The pairwise genetic distances for E21 and E25 serotypes were estimated within each serotype group using the Kimura 2-parameter model, with gamma distribution model (shape parameter = 5) in MEGA X (Kumar et al., 2018). Enterovirus sequences were classified into so-called genotypes within each serotype (shown in Figures S7-8) if they shared >85% sequence identity based within the VP1 capsid gene.
Sequences were aligned in Mafft (v7.520) (Katoh & Standley, 2013) and best-fitting substitution model was selected (for each serotype group) using ModelTest-NG (v0.1.7) (Darriba et al., 2020) program. Maximum likelihood tree reconstructed for VP1 sequences with bootstrapping of replicates 1000 times using RAxML-NG (v1.2.0). The ML tree was reconstructed to demonstrate the genetic diversity of the worldwide strains and the allocation of sequenced Kazakhstani enterovirus strains to particular genotype and sub-genotype group. Interactive Tree Of Life (iTOL) (v1.0) (Letunic & Bork, 2007) was used for illustration and annotation of the ML tree.

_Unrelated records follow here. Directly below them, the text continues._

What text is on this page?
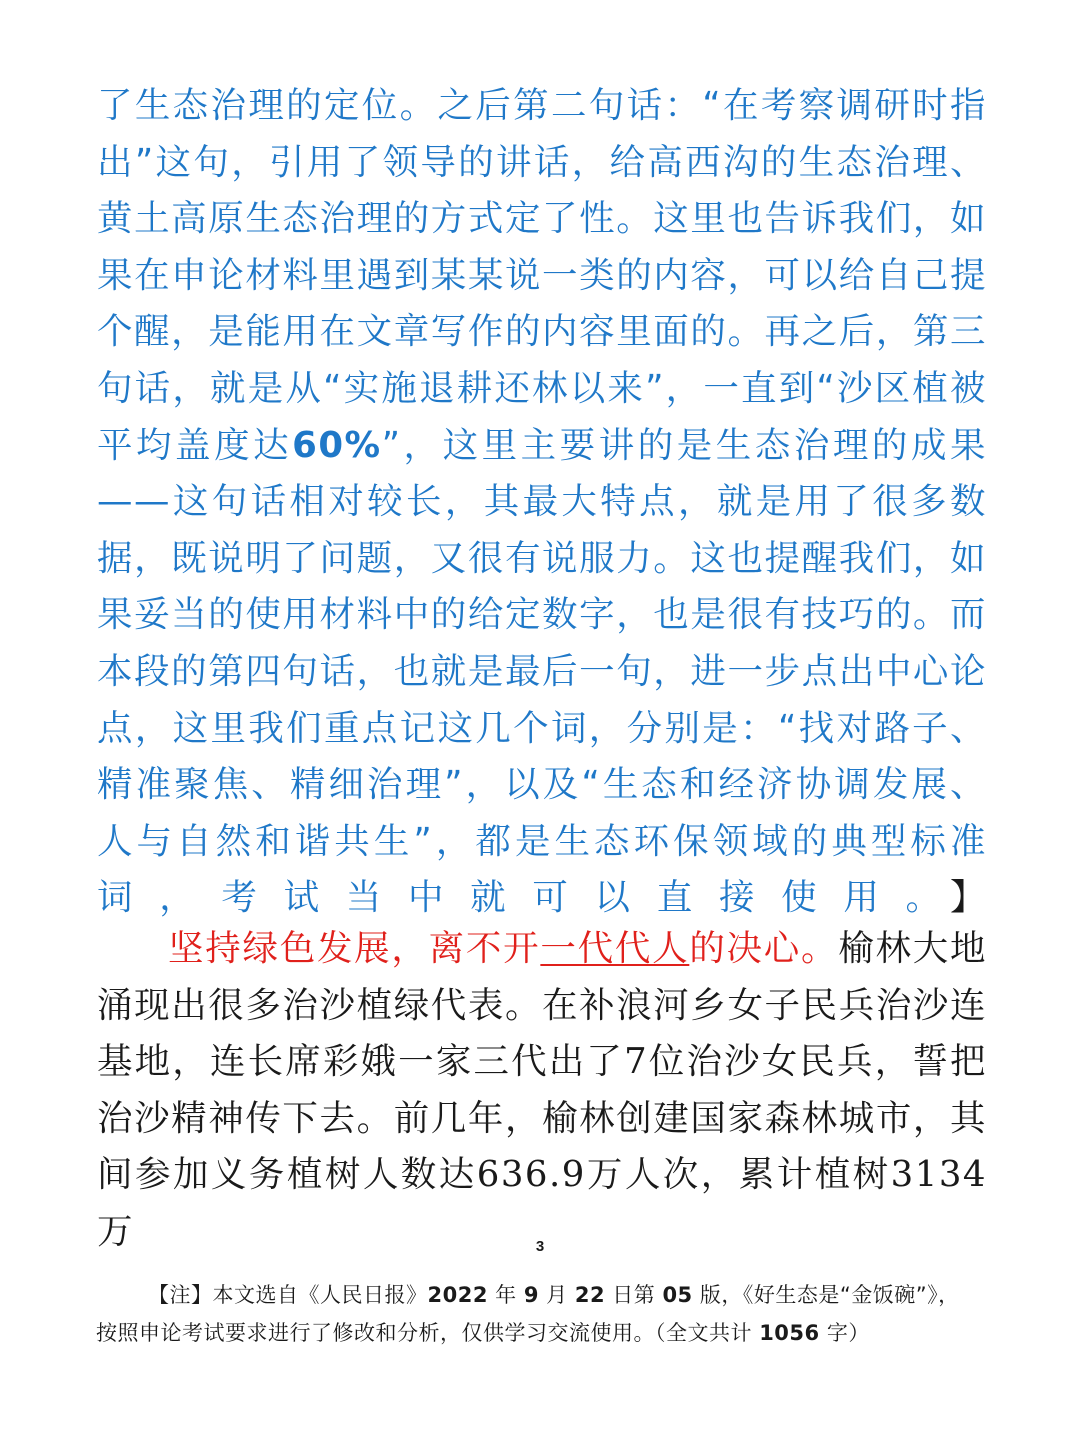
了生态治理的定位。之后第二句话：“在考察调研时指出”这句，引用了领导的讲话，给高西沟的生态治理、黄土高原生态治理的方式定了性。这里也告诉我们，如果在申论材料里遇到某某说一类的内容，可以给自己提个醒，是能用在文章写作的内容里面的。再之后，第三句话，就是从“实施退耕还林以来”，一直到“沙区植被平均盖度达60%”，这里主要讲的是生态治理的成果——这句话相对较长，其最大特点，就是用了很多数据，既说明了问题，又很有说服力。这也提醒我们，如果妥当的使用材料中的给定数字，也是很有技巧的。而本段的第四句话，也就是最后一句，进一步点出中心论点，这里我们重点记这几个词，分别是：“找对路子、精准聚焦、精细治理”，以及“生态和经济协调发展、人与自然和谐共生”，都是生态环保领域的典型标准词，考试当中就可以直接使用。】

坚持绿色发展，离不开一代代人的决心。榆林大地涌现出很多治沙植绿代表。在补浪河乡女子民兵治沙连基地，连长席彩娥一家三代出了7位治沙女民兵，誓把治沙精神传下去。前几年，榆林创建国家森林城市，其间参加义务植树人数达636.9万人次，累计植树3134万	3
【注】本文选自《人民日报》2022 年 9 月 22 日第 05 版，《好生态是“金饭碗”》，
按照申论考试要求进行了修改和分析，仅供学习交流使用。（全文共计 1056 字）
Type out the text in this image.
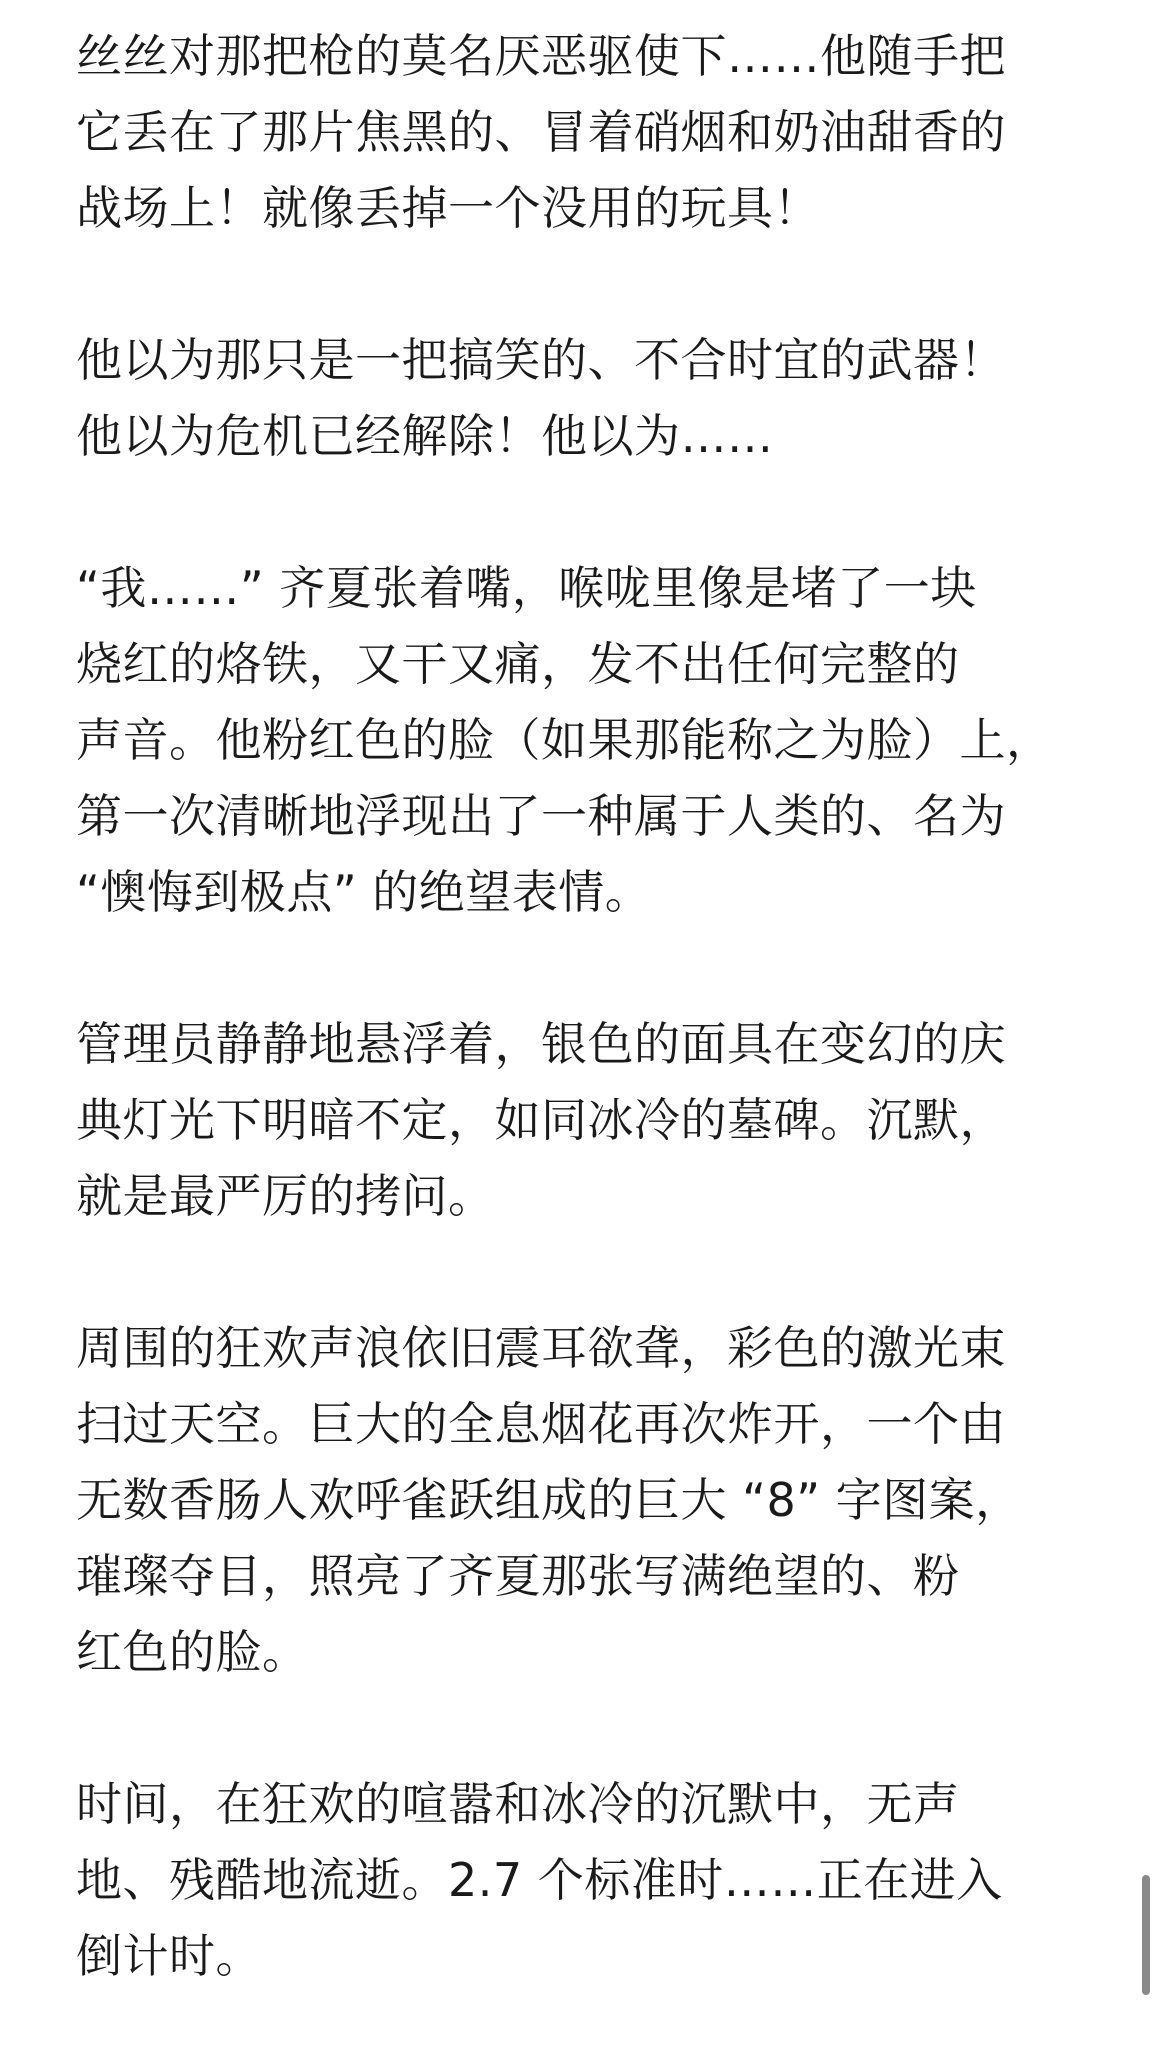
丝丝对那把枪的莫名厌恶驱使下……他随手把
它丢在了那片焦黑的、冒着硝烟和奶油甜香的
战场上！就像丢掉一个没用的玩具！
他以为那只是一把搞笑的、不合时宜的武器！
他以为危机已经解除！他以为……
“我……” 齐夏张着嘴，喉咙里像是堵了一块
烧红的烙铁，又干又痛，发不出任何完整的
声音。他粉红色的脸（如果那能称之为脸）上，
第一次清晰地浮现出了一种属于人类的、名为
“懊悔到极点” 的绝望表情。
管理员静静地悬浮着，银色的面具在变幻的庆
典灯光下明暗不定，如同冰冷的墓碑。沉默，
就是最严厉的拷问。
周围的狂欢声浪依旧震耳欲聋，彩色的激光束
扫过天空。巨大的全息烟花再次炸开，一个由
无数香肠人欢呼雀跃组成的巨大 “8” 字图案，
璀璨夺目，照亮了齐夏那张写满绝望的、粉
红色的脸。
时间，在狂欢的喧嚣和冰冷的沉默中，无声
地、残酷地流逝。2.7 个标准时……正在进入
倒计时。
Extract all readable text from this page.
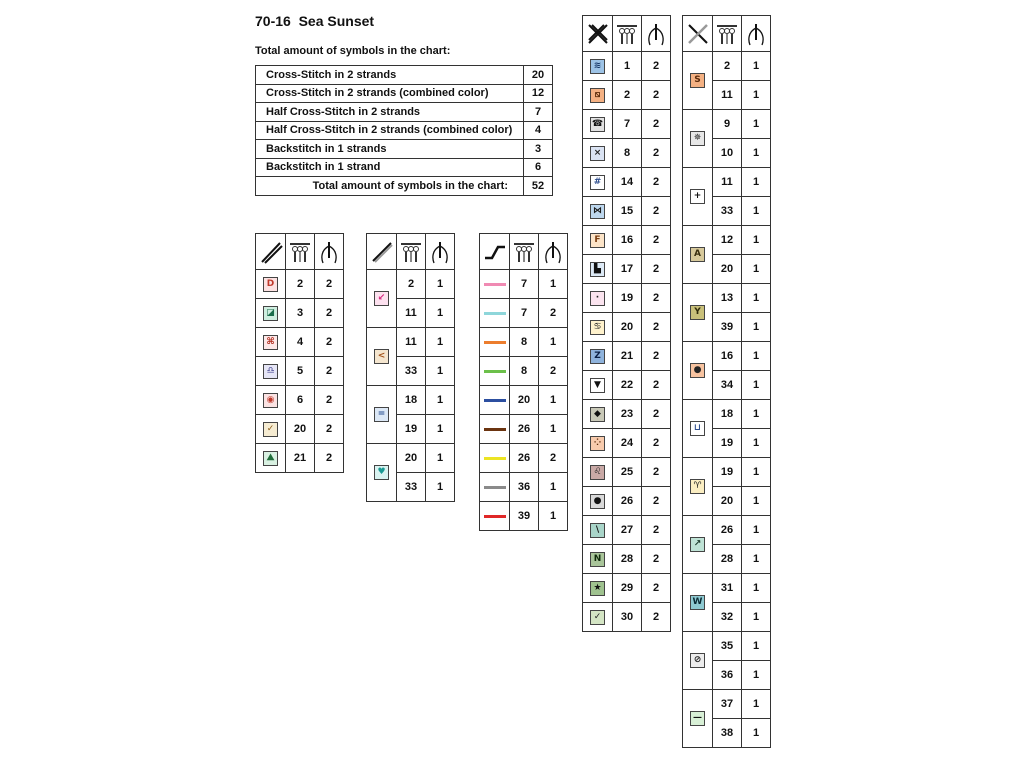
70-16  Sea Sunset
Total amount of symbols in the chart:
Cross-Stitch in 2 strands	20
Cross-Stitch in 2 strands (combined color)	12
Half Cross-Stitch in 2 strands	7
Half Cross-Stitch in 2 strands (combined color)	4
Backstitch in 1 strands	3
Backstitch in 1 strand	6
Total amount of symbols in the chart:	52

D	2	2
◪	3	2
⌘	4	2
♎	5	2
◉	6	2
✓	20	2
⛰	21	2

↙	2	1
	11	1
<	11	1
	33	1
=	18	1
	19	1
♥	20	1
	33	1

	7	1
	7	2
	8	1
	8	2
	20	1
	26	1
	26	2
	36	1
	39	1

≋	1	2
⧅	2	2
☎	7	2
×	8	2
#	14	2
⋈	15	2
F	16	2
▙	17	2
·	19	2
♋	20	2
Z	21	2
▼	22	2
◆	23	2
⁘	24	2
♌	25	2
●	26	2
\	27	2
N	28	2
★	29	2
✓	30	2

S	2	1
	11	1
✵	9	1
	10	1
+	11	1
	33	1
A	12	1
	20	1
Y	13	1
	39	1
●	16	1
	34	1
⊔	18	1
	19	1
♈	19	1
	20	1
↗	26	1
	28	1
W	31	1
	32	1
⊘	35	1
	36	1
—	37	1
	38	1
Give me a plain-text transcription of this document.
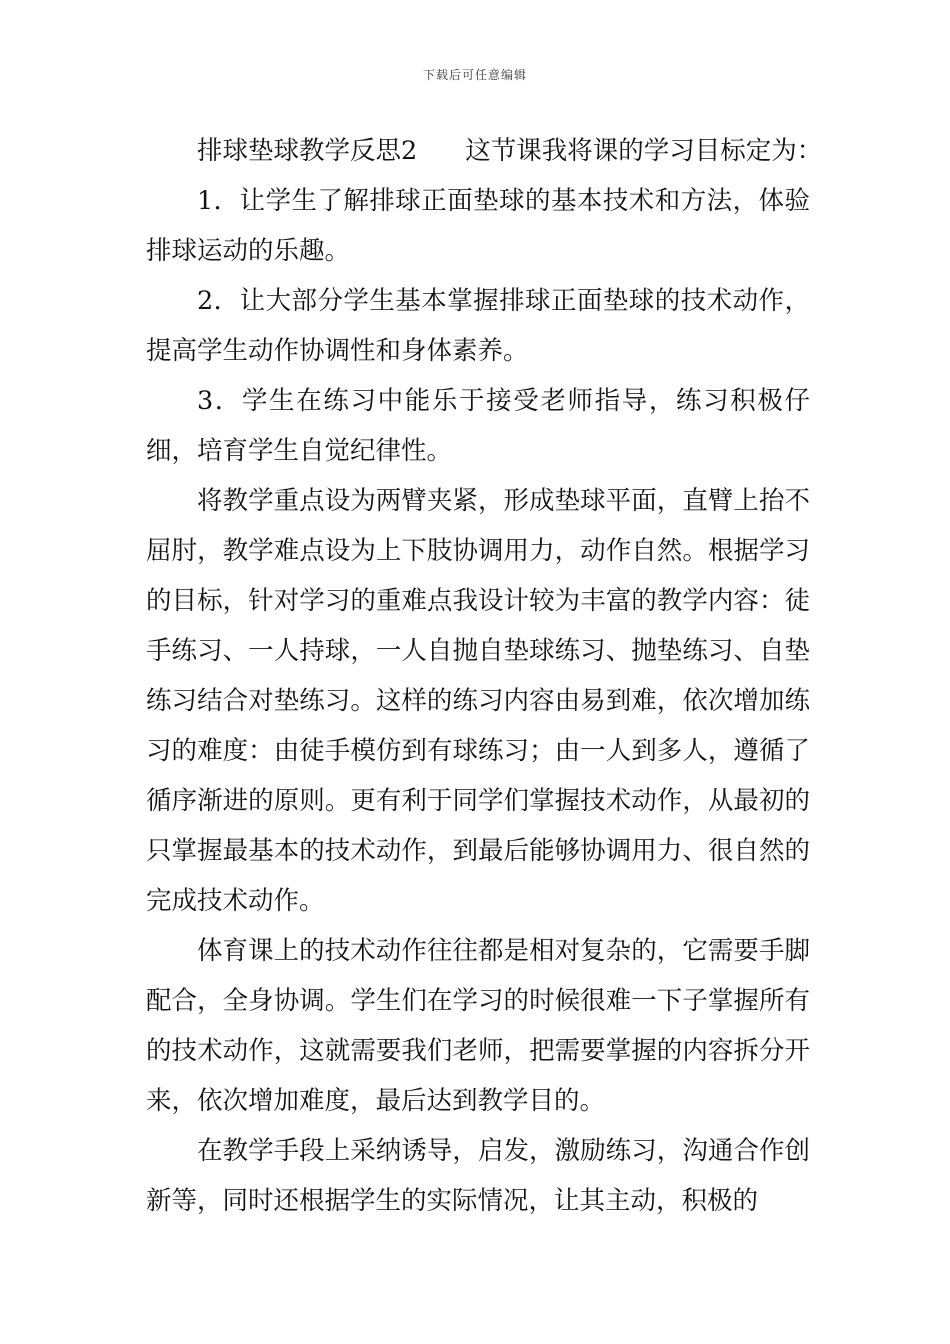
下载后可任意编辑

排球垫球教学反思2 这节课我将课的学习目标定为：

1．让学生了解排球正面垫球的基本技术和方法，体验排球运动的乐趣。

2．让大部分学生基本掌握排球正面垫球的技术动作，提高学生动作协调性和身体素养。

3．学生在练习中能乐于接受老师指导，练习积极仔细，培育学生自觉纪律性。

将教学重点设为两臂夹紧，形成垫球平面，直臂上抬不屈肘，教学难点设为上下肢协调用力，动作自然。根据学习的目标，针对学习的重难点我设计较为丰富的教学内容：徒手练习、一人持球，一人自抛自垫球练习、抛垫练习、自垫练习结合对垫练习。这样的练习内容由易到难，依次增加练习的难度：由徒手模仿到有球练习；由一人到多人，遵循了循序渐进的原则。更有利于同学们掌握技术动作，从最初的只掌握最基本的技术动作，到最后能够协调用力、很自然的完成技术动作。

体育课上的技术动作往往都是相对复杂的，它需要手脚配合，全身协调。学生们在学习的时候很难一下子掌握所有的技术动作，这就需要我们老师，把需要掌握的内容拆分开来，依次增加难度，最后达到教学目的。

在教学手段上采纳诱导，启发，激励练习，沟通合作创新等，同时还根据学生的实际情况，让其主动，积极的
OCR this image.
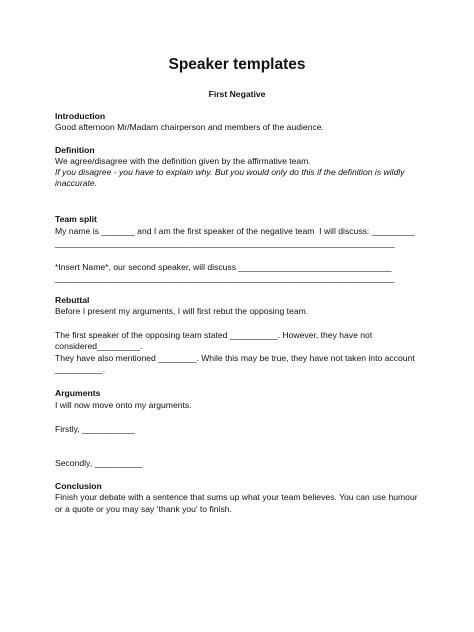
Speaker templates
First Negative
Introduction
Good afternoon Mr/Madam chairperson and members of the audience.
Definition
We agree/disagree with the definition given by the affirmative team.
If you disagree - you have to explain why. But you would only do this if the definition is wildly
inaccurate.
Team split
My name is _______ and I am the first speaker of the negative team  I will discuss: _________
_______________________________________________________________________
*Insert Name*, our second speaker, will discuss ________________________________
_______________________________________________________________________
Rebuttal
Before I present my arguments, I will first rebut the opposing team.
The first speaker of the opposing team stated __________. However, they have not
considered_________.
They have also mentioned ________. While this may be true, they have not taken into account
__________.
Arguments
I will now move onto my arguments.
Firstly, ___________
Secondly, __________
Conclusion
Finish your debate with a sentence that sums up what your team believes. You can use humour
or a quote or you may say ‘thank you’ to finish.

Analysis of whole genome sequencing data
Phylogenetic analysis of 65 whole genome sequences from 58 infected patients in Kazakhstan was performed. Nucleotide substitution model for evolutionary analysis was performed in ModelTest-NG (v0.1.7) (Darriba et al., 2020) and the best fitting model was selected as “GTR+I+G”. Phylogenetic tree was reconstructed using the maximum likelihood (ML) method with the bootstrap random sampling method in RAxML-NG (v1.2.0), with n=1000 bootstraps. Statistically significant bootstrap (bs) values greater than 50% were shown for the tree nodes. To detect if sufficient “temporal signal” was present in the data TempEst (v1.5.3) (Rambaut et al., 2016) software was used. Phylogenetic tree was visualized and annotated in Interactive Tree Of Life (iTOL) (Letunic & Bork, 2007) online tool. Pairwise genetic distances were estimated using ape package in R (R Core Team, 2022).